GOP Lawmakers Press Biden to Waive Import Duties on Fertilizer

Approximately 30 Republican members of Congress are urging the Biden administration to lift import duties on phosphate fertilizer from Morocco and place a moratorium on any new duties on UAN imports from Trinidad and Tobago.

A July 14 letter signed by 31 members of Congress, including senior lawmakers on the House and Senate agriculture committees, said the nation’s farmers are facing high fertilizer prices, tight fertilizer supply, and rising inflation, threatening food security.

“Our country’s farmers and agricultural producers are making decisions on what to plant today based on fertilizer prices rather than typical market fundamentals,” the letter states. “Coupled with inflation at the highest it has been in 41 years and a Consumer Price Index for food up 14.6%, the rising cost of fertilizer will increase food insecurity and geopolitical tensions domestically and abroad.”
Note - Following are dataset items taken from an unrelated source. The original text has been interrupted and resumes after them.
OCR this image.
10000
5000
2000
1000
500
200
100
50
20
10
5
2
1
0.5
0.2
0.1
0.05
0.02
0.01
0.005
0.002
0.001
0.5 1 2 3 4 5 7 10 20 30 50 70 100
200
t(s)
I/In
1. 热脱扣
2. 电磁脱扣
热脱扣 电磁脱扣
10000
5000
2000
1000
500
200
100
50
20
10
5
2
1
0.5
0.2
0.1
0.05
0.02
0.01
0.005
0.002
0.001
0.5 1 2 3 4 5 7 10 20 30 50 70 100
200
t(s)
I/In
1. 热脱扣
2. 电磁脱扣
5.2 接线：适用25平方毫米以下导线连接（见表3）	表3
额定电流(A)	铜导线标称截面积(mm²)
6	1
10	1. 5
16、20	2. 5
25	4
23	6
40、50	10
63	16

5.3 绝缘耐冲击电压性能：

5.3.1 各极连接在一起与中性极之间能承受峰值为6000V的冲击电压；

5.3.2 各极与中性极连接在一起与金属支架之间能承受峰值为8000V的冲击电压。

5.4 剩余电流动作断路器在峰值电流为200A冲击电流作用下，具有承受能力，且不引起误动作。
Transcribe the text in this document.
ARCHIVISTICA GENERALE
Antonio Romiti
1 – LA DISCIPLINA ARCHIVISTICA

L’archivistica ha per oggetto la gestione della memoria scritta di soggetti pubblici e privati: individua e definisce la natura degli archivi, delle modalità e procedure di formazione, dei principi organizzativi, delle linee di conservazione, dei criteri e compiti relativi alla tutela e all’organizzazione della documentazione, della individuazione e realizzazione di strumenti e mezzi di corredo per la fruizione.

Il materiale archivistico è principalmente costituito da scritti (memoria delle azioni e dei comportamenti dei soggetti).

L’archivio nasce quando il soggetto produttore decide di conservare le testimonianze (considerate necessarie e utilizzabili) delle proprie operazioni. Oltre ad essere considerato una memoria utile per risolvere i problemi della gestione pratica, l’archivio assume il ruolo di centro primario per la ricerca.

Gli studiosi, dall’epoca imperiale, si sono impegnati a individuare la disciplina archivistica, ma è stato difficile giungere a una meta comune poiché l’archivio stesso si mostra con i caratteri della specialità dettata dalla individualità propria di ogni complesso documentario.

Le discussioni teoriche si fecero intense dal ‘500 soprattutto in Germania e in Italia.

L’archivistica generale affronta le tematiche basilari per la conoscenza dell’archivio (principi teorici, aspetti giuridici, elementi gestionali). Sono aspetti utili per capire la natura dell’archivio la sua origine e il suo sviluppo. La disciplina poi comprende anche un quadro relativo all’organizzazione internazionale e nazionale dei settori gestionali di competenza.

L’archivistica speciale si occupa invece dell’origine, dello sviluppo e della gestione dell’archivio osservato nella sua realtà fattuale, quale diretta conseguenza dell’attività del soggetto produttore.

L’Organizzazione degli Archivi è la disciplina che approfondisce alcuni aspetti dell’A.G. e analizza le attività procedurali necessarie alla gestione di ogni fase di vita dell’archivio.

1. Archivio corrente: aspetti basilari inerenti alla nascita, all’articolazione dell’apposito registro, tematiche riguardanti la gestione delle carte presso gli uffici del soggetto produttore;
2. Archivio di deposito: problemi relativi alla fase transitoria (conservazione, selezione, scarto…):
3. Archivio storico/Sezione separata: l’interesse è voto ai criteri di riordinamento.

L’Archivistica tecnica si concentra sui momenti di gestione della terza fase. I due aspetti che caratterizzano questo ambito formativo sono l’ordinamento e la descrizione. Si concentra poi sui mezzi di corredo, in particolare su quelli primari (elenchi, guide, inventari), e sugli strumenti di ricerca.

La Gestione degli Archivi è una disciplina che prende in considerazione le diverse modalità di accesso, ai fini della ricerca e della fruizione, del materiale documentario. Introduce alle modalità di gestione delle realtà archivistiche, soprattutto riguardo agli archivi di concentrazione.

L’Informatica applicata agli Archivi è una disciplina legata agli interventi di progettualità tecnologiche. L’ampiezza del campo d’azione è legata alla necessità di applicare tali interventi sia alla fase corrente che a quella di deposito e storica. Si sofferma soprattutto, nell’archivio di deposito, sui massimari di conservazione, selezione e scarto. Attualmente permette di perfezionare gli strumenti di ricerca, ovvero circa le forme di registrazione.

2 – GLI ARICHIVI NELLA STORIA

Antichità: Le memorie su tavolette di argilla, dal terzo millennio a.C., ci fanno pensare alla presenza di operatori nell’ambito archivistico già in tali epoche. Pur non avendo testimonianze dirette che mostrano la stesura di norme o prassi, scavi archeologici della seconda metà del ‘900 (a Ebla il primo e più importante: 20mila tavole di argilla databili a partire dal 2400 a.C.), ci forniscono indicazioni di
The letter follows the final affirmative determinations in June by the U.S. Department of Commerce (DOC) in antidumping (AD) and countervailing duty (CVD) investigations of UAN imports from Russia and Trinidad (GM June 24, p. 1). DOC and the U.S. International Trade Commission (ITC) initiated their investigations in July 2021 in response to petitions filed by CF Industries Holdings Inc. (GM July 2, 2021).

The ITC made an affirmative preliminary determination in August 2021 and is scheduled to make its final determination on July 18, 2022. If the ITC’s final determination is affirmative, then DOC will issue AD/CVD orders on UAN imports from Russia and Trinidad, which will remain in place for at least five years.

The DOC and ITC last year (GM March 12, 2021) issued AD/CVD orders on imports of phosphate fertilizer from Morocco and Russia in response to a complaint filed by The Mosaic Co. on June 26, 2020 (GM June 26, 2020).

While noting that the U.S. is a “major producer” of nitrogen and phosphate fertilizer, the letter from Republican lawmakers said U.S. farmers “still significantly rely on imports” to meet fertilizer demand for crop production.

“While under normal circumstances, action by the Commerce Department and the ITC in the form of duties may be warranted. We do not want foreign governments to distort trade with the U.S.,” the letter states. “However, we certainly are not in normal circumstances. Duties on some of our most reliable trading partners is the last thing we need amid a global food crisis.”

Referring to the fertilizer duties as “inflationary tariffs,” the lawmakers said fertilizer supply and availability in the U.S. is “at a crossroads where farmers are applying lower-than-recommended soil nutrient rates for fear they cannot break even.” The result, the letter states, is that productivity will decline.

“The bottom line is that fertilizer is critical to national security and national defense,” the letter concludes. “Its affordability is also critical to wrangling out-of-control inflation. As such, we strongly encourage you to take immediate action to waive duties on fertilizer imports from Morocco and Trinidad and Tobago.”